Mark Dunn,
Ella Minnow Pea: a Progressively Lippogrammatic Epistolary Fable
(MacAdam/Cage, 2001)

The people of Nollop, an autonomous island nation, value literature, language and learning above all. To that end, every citizen receives a solid liberal arts education. Technological devices are kept to minimum in order to stimulate creativity and communication.

The people of Nollop are especially proud of one of their own, Nevin Nollop, after whom the island is named. Nollop is ostensibly the author of the famous pangram "The quick brown fox jumps over the lazy dog." (A pangram is a sentence which contains all the letters of the alphabet.) A cenotaph to his memory stands in the middle of the square in the capitol city of Nollopton and includes a set of tiles spelling out the famous sentence.

One day, one of the tiles falls. A civic-minded child brings it to the council. The council members decide that the fallen tile is a sign that the letter "z" must be eliminated from written and spoken communication. Strict penalties are meted out to those who break the law, however unintentionally, and as more tiles fall, the little nation begins to collapse. Education and communication and libraries are among the first "casualties." Soon neighbors report on each other, children turn in their teachers and parents and boatloads of Nollopians set sail into exile in the United States.
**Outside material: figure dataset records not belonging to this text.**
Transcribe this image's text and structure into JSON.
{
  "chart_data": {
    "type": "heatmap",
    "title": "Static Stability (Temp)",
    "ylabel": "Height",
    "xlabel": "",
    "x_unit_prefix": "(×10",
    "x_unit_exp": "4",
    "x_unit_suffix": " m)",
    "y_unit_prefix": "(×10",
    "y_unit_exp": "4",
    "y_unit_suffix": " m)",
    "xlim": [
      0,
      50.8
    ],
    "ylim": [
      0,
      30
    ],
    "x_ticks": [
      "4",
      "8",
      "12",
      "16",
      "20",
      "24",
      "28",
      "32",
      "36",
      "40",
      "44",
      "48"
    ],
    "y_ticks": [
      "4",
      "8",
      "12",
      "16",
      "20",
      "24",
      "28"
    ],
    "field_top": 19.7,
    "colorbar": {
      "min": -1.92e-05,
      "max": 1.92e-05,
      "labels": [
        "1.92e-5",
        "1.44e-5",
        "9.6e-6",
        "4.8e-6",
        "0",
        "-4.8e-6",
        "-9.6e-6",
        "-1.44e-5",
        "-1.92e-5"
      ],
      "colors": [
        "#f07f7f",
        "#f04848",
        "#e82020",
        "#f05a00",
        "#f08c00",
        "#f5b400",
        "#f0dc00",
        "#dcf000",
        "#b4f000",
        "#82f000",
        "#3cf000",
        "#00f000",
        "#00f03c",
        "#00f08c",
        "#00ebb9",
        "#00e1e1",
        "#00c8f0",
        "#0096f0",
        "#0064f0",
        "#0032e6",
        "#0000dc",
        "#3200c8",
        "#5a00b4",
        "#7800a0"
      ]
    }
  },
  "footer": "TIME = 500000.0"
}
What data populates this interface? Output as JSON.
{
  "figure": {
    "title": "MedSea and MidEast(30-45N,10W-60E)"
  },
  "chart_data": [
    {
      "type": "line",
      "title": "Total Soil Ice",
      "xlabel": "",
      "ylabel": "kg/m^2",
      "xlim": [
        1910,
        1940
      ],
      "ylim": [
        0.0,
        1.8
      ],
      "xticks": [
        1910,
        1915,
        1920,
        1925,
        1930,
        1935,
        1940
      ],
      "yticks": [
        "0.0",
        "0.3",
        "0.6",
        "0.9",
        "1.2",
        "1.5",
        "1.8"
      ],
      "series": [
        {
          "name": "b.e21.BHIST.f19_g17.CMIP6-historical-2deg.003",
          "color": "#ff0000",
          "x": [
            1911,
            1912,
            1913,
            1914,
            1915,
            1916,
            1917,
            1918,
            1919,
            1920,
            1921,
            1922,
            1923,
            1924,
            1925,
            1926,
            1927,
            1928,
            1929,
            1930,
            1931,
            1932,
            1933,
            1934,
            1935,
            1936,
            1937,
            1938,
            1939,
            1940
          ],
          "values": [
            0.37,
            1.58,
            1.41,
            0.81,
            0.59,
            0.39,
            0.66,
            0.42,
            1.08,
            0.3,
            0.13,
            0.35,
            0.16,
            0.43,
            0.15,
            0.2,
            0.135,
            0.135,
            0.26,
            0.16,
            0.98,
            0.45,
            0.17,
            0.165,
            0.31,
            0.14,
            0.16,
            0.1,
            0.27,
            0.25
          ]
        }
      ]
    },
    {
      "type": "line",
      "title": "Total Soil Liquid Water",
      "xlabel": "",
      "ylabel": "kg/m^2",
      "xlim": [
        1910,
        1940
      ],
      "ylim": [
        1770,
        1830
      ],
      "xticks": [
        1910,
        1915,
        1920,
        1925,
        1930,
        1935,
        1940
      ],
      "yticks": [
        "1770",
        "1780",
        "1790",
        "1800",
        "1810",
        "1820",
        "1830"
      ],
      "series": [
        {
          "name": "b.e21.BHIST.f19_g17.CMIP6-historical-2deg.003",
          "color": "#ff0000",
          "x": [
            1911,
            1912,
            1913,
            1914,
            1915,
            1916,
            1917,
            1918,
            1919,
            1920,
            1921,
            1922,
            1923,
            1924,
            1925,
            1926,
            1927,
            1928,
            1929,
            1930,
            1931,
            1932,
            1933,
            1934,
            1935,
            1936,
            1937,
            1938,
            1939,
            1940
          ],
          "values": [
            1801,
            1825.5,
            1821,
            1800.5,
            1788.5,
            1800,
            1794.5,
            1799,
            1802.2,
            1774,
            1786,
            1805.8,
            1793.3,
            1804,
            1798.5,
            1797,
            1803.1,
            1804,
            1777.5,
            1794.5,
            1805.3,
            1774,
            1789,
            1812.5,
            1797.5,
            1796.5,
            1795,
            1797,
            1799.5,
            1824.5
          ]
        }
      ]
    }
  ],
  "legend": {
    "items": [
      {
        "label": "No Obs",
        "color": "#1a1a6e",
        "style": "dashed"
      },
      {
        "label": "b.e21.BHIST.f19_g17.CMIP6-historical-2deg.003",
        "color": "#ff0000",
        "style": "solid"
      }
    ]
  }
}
Told in letters, mostly between the eponymous Ella and her cousin Tassie (that's the epistolary part), the narrative becomes ever more bizarre as letters are eliminated from the alphabet and the characters contort themselves trying to circumvent the forbidden orthographics. (That's the lippogrammatic part -- a lippogram is a piece of writing that does not use one or more letters of the alphabet.)

Mark Dunn does a remarkable job at realizing his characters and story through the epistolary format, the difficulty of which is compounded by the disappearing letters. He captures well the fear, paranoia and helplessness that the characters experience when their calm and complacent lives are disrupted.

As much an object lesson as a cleverly written tale, Ella Minnow Pea will appeal to a wide range of readers -- and who knows? Perhaps the lippogram will become the new literary fashion.